A Bloomberg index tracking global consumer electronics makers has fallen about 12% since late September, while a basket of memory producers, including Samsung Electronics, has surged more than 160% over the same period. The divergence highlights how central memory pricing has become to corporate earnings and investor sentiment.
Fund managers say the key question now is how long the shortage will last. “Markets are largely pricing in a normalization within one to two quarters,” said Vivian Pai of Fidelity International. “But industry tightness is likely to persist, potentially through the rest of the year.”
Pressure on Hardware and Consumer Tech
The impact is already visible in earnings warnings and share-price declines. Nintendo suffered its biggest drop in 18 months after flagging margin pressure from higher memory costs. Qualcomm shares slid after the chipmaker warned that memory constraints could limit smartphone production. Logitech has lost roughly 30% from its recent peak as rising component costs weigh on PC demand.
Automakers and smartphone manufacturers in China, including BYD and Xiaomi, have also struggled, with investors increasingly wary of prolonged supply constraints.
“Memory prices have moved from a background issue to headline risk,” said Charu Chanana of Saxo. “The market understands supply is tight — what’s now in question is how long this lasts.”

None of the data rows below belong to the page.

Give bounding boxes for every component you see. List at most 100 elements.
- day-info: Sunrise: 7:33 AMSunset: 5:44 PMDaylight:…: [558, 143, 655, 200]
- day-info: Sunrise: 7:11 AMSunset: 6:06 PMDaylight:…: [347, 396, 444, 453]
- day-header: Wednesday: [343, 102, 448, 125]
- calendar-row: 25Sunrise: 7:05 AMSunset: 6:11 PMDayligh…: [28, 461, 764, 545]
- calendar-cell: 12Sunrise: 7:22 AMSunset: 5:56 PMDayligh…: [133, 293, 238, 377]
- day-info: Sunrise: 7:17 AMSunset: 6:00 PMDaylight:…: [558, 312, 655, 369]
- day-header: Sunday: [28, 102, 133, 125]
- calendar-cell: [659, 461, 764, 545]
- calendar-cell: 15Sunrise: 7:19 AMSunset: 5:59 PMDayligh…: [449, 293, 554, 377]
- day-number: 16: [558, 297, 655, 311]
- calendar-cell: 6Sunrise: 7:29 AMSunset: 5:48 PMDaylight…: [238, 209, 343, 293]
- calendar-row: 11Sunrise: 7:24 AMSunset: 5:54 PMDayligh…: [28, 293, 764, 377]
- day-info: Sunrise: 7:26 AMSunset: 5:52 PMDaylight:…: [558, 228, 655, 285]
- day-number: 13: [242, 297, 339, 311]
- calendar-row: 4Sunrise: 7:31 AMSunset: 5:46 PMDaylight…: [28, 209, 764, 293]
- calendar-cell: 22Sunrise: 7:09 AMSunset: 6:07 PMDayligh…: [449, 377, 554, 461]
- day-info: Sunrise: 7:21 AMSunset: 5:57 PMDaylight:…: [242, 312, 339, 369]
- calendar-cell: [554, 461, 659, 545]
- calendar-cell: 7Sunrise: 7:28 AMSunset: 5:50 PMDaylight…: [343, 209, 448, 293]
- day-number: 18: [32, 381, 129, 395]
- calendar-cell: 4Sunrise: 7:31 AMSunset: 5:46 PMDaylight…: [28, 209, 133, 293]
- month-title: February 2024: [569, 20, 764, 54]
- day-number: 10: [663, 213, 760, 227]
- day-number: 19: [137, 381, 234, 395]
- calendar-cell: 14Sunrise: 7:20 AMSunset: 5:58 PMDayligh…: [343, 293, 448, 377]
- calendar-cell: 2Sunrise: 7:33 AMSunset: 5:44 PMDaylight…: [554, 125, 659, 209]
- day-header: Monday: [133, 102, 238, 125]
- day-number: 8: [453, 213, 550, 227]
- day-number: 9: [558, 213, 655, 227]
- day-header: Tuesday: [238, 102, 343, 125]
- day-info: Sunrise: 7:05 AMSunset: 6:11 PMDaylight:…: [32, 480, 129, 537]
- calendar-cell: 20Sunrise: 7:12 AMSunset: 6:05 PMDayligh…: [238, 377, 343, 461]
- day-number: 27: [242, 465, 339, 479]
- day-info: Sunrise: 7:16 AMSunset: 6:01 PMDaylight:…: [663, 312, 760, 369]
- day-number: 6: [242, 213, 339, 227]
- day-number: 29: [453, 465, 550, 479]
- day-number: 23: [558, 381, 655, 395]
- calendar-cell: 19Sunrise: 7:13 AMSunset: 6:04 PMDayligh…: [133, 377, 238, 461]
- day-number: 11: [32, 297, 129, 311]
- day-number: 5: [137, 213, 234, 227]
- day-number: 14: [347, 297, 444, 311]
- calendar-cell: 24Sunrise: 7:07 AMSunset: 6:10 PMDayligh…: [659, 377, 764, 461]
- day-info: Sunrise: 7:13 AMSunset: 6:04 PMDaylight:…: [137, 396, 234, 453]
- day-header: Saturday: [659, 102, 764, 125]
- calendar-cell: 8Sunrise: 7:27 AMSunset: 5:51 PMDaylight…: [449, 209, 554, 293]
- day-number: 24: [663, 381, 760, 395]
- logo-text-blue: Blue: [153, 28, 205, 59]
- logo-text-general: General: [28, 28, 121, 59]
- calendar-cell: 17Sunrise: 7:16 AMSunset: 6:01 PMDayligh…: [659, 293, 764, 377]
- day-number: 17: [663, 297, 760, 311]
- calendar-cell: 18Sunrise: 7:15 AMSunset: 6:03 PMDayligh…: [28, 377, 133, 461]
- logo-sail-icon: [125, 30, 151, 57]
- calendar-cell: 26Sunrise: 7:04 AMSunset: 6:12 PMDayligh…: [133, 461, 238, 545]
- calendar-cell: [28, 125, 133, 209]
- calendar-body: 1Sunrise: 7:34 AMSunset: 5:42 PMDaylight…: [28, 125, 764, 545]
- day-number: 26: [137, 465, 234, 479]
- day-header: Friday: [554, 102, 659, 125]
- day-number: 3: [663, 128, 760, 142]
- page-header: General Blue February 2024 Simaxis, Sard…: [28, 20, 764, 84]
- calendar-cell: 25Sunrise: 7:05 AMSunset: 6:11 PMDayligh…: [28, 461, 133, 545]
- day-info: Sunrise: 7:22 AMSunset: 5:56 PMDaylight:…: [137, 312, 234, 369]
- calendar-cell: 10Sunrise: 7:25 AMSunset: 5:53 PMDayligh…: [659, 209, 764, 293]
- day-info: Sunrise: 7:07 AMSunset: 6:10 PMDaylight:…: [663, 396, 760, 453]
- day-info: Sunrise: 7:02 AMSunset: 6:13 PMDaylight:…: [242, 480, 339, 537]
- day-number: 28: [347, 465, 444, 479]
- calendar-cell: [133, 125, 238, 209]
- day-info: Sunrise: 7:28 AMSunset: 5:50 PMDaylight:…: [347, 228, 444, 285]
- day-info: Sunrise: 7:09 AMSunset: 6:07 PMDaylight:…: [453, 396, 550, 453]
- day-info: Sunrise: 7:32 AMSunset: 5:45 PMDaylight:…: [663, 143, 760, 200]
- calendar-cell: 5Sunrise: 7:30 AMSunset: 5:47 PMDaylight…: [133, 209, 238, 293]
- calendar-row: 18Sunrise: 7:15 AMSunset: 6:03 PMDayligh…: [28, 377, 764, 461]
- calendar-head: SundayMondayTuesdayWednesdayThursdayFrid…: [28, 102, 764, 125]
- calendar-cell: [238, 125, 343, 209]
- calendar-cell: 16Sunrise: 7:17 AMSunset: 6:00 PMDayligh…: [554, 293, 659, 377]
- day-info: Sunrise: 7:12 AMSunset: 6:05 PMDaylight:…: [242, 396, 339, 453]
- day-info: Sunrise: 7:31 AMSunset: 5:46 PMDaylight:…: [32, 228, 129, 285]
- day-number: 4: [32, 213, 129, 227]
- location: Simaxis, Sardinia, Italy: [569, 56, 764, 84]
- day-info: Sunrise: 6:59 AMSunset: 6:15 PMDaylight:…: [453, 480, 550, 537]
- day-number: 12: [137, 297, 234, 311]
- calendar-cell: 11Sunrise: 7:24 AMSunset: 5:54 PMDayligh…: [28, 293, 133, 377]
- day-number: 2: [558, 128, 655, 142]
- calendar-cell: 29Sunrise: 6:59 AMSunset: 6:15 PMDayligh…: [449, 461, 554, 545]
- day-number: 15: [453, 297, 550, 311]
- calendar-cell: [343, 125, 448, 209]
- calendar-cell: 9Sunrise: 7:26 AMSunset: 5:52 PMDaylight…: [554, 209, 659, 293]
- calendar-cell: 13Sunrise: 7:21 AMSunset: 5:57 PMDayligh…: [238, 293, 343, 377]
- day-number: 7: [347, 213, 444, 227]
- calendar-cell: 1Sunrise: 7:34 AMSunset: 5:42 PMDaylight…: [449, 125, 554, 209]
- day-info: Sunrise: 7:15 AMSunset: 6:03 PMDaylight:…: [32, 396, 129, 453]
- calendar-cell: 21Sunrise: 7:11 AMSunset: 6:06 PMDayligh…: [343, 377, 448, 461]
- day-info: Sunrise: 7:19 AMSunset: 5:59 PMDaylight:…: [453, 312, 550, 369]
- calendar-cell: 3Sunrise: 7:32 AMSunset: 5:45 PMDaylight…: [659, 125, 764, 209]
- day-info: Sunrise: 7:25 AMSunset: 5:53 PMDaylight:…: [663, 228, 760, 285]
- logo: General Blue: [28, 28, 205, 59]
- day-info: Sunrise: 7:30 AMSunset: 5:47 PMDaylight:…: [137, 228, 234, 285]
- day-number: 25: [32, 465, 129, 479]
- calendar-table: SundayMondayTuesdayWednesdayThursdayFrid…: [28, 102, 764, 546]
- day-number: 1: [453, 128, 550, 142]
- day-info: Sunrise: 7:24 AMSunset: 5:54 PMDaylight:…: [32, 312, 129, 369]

A ‘Supercycle’ Fueled by AI
At the heart of the crunch is what analysts are calling a memory “supercycle.” Massive investment in artificial intelligence infrastructure has shifted production capacity toward high-bandwidth memory used in data centers, leaving less supply available for traditional DRAM and consumer applications.
Spot prices for DRAM have surged more than 600% in recent months, even though demand for end products like smartphones and cars remains subdued. Meanwhile, AI workloads are also boosting demand for NAND storage, pushing costs higher across the memory spectrum.
This shift has made memory makers the standout performers in tech markets. Shares of SK hynix, a key supplier to Nvidia, have risen more than 150% since late September. Japan’s Kioxia Holdings and Taiwan’s Nanya Technology have both jumped around 280%, while Sandisk has gained over 400% in New York.
Why This Time May Be Different
Historically, memory cycles lasted three to four years, swinging between oversupply and shortages. This cycle, however, has already exceeded past norms in both duration and scale.
“We’re not seeing demand momentum softening,” said Jian Shi Cortesi of GAM Investment Management. With AI continuing to absorb capacity and new supply slow to come online, investors are increasingly convinced that the memory crunch will continue to ripple through markets — rewarding chipmakers while squeezing the rest of the tech ecosystem.